Cybersecurity Engineer (Product Security)

TL;DR

Cybersecurity Engineer (Product Security): Designing and securing mission-critical sensor platforms and software ecosystems with an accent on threat modeling, risk assessment, and compliance within highly regulated defense environments. Focus on integrating security into the full product lifecycle, from architecture and development to deployment and operational support.

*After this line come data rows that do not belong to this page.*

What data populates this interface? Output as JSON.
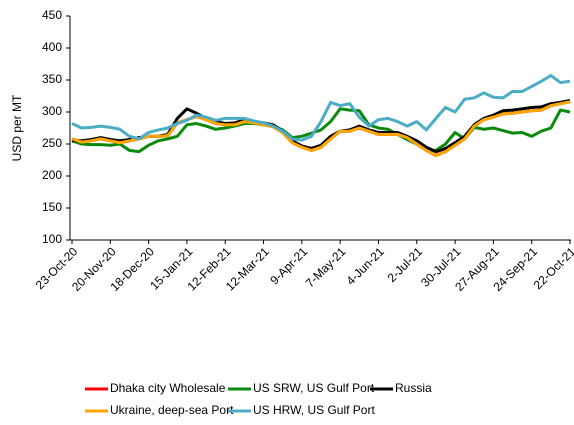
{
  "chart_data": {
    "type": "line",
    "y_label": "USD per MT",
    "categories": [
      "23-Oct-20",
      null,
      null,
      null,
      "20-Nov-20",
      null,
      null,
      null,
      "18-Dec-20",
      null,
      null,
      null,
      "15-Jan-21",
      null,
      null,
      null,
      "12-Feb-21",
      null,
      null,
      null,
      "12-Mar-21",
      null,
      null,
      null,
      "9-Apr-21",
      null,
      null,
      null,
      "7-May-21",
      null,
      null,
      null,
      "4-Jun-21",
      null,
      null,
      null,
      "2-Jul-21",
      null,
      null,
      null,
      "30-Jul-21",
      null,
      null,
      null,
      "27-Aug-21",
      null,
      null,
      null,
      "24-Sep-21",
      null,
      null,
      null,
      "22-Oct-21"
    ],
    "ylim": [
      100,
      450
    ],
    "yticks": [
      100,
      150,
      200,
      250,
      300,
      350,
      400,
      450
    ],
    "grid": false,
    "series": [
      {
        "name": "Dhaka city Wholesale",
        "color": "#ff0000",
        "values": [
          258,
          253,
          255,
          258,
          255,
          252,
          255,
          258,
          262,
          262,
          263,
          283,
          288,
          293,
          288,
          282,
          280,
          280,
          285,
          283,
          280,
          277,
          268,
          252,
          245,
          240,
          245,
          258,
          270,
          270,
          275,
          270,
          265,
          265,
          265,
          260,
          250,
          240,
          232,
          238,
          248,
          258,
          278,
          288,
          292,
          297,
          298,
          300,
          302,
          303,
          310,
          313,
          316
        ]
      },
      {
        "name": "US SRW, US Gulf Port",
        "color": "#0a8a0a",
        "values": [
          255,
          250,
          249,
          249,
          248,
          250,
          240,
          238,
          248,
          255,
          258,
          262,
          280,
          282,
          278,
          273,
          275,
          278,
          282,
          282,
          280,
          278,
          272,
          260,
          262,
          267,
          272,
          285,
          305,
          303,
          302,
          280,
          275,
          273,
          265,
          257,
          250,
          240,
          240,
          250,
          268,
          258,
          276,
          273,
          275,
          271,
          267,
          268,
          262,
          270,
          275,
          303,
          300
        ]
      },
      {
        "name": "Russia",
        "color": "#000000",
        "values": [
          255,
          255,
          257,
          260,
          257,
          255,
          257,
          260,
          262,
          262,
          265,
          290,
          305,
          298,
          290,
          285,
          282,
          283,
          288,
          285,
          283,
          280,
          270,
          255,
          247,
          243,
          248,
          262,
          270,
          272,
          278,
          272,
          268,
          268,
          268,
          262,
          255,
          245,
          238,
          243,
          252,
          262,
          280,
          290,
          295,
          302,
          303,
          305,
          307,
          308,
          313,
          315,
          318
        ]
      },
      {
        "name": "Ukraine, deep-sea Port",
        "color": "#ffa500",
        "values": [
          258,
          253,
          255,
          258,
          255,
          252,
          255,
          258,
          262,
          262,
          263,
          283,
          288,
          293,
          288,
          282,
          280,
          280,
          285,
          283,
          280,
          277,
          268,
          252,
          245,
          240,
          245,
          258,
          270,
          270,
          275,
          270,
          265,
          265,
          265,
          260,
          250,
          240,
          232,
          238,
          248,
          258,
          278,
          288,
          292,
          297,
          298,
          300,
          302,
          303,
          310,
          313,
          316
        ]
      },
      {
        "name": "US HRW, US Gulf Port",
        "color": "#4bacc6",
        "values": [
          282,
          275,
          276,
          278,
          276,
          273,
          262,
          258,
          268,
          272,
          275,
          282,
          287,
          295,
          292,
          287,
          290,
          290,
          290,
          286,
          283,
          278,
          270,
          258,
          256,
          262,
          285,
          315,
          310,
          313,
          292,
          278,
          288,
          290,
          285,
          278,
          285,
          272,
          290,
          307,
          300,
          320,
          322,
          330,
          323,
          322,
          332,
          332,
          340,
          348,
          357,
          346,
          348
        ]
      }
    ]
  }
}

Location: Must be a U.S. Citizen; role is based in Washington, D.C. (Onsite).

Salary: $110,000–$190,000

Company

A defense technology startup building multi-product platforms powered by Coherent Distributed Networks to provide domain dominance for warfighters and commercial operators.

What you will do

• Design and implement secure software and hardware system architectures for mission-critical platforms.
• Lead threat modeling exercises and conduct cybersecurity risk assessments across software, embedded, and cloud systems.
• Partner with engineering teams to integrate security requirements throughout the software development lifecycle.
• Support compliance initiatives including RMF, ATO, and export control requirements.
• Assist with security testing, vulnerability assessments, and penetration testing coordination.
• Collaborate with cross-functional teams to balance security, performance, and operational requirements.

Requirements

• 5+ years of experience in cybersecurity engineering, product security, or application security.
• Must be a U.S. Citizen eligible for government facilities and sensitive information.
• Hands-on experience with threat modeling, risk assessments, and secure system architecture.
• Familiarity with cybersecurity frameworks including RMF, NIST 800-53, NIST 800-171, CMMC, and DFARS.
• Experience supporting security authorization activities such as ATO processes and eMASS.
• Strong analytical and technical communication skills with the ability to operate in a fast-paced startup environment.

Nice to have

• Active security clearance.
• Experience securing embedded systems, sensor platforms, or edge computing technologies.
• Knowledge of export control requirements (ITAR/EAR) and secure DevSecOps pipelines.
• Experience with Microsoft GCC High environments and hardware security design.
• Relevant certifications such as CISSP, CSSLP, GSEC, or Security+.

Culture & Benefits

• Comprehensive health benefits (medical, dental, vision) 100% paid by the company.
• Financial perks including 401k with 50% company match, FSA, and HSA.
• Unlimited PTO and 'No meeting Fridays'.
• Relocation assistance provided.
• Free daily lunch and casual dress code.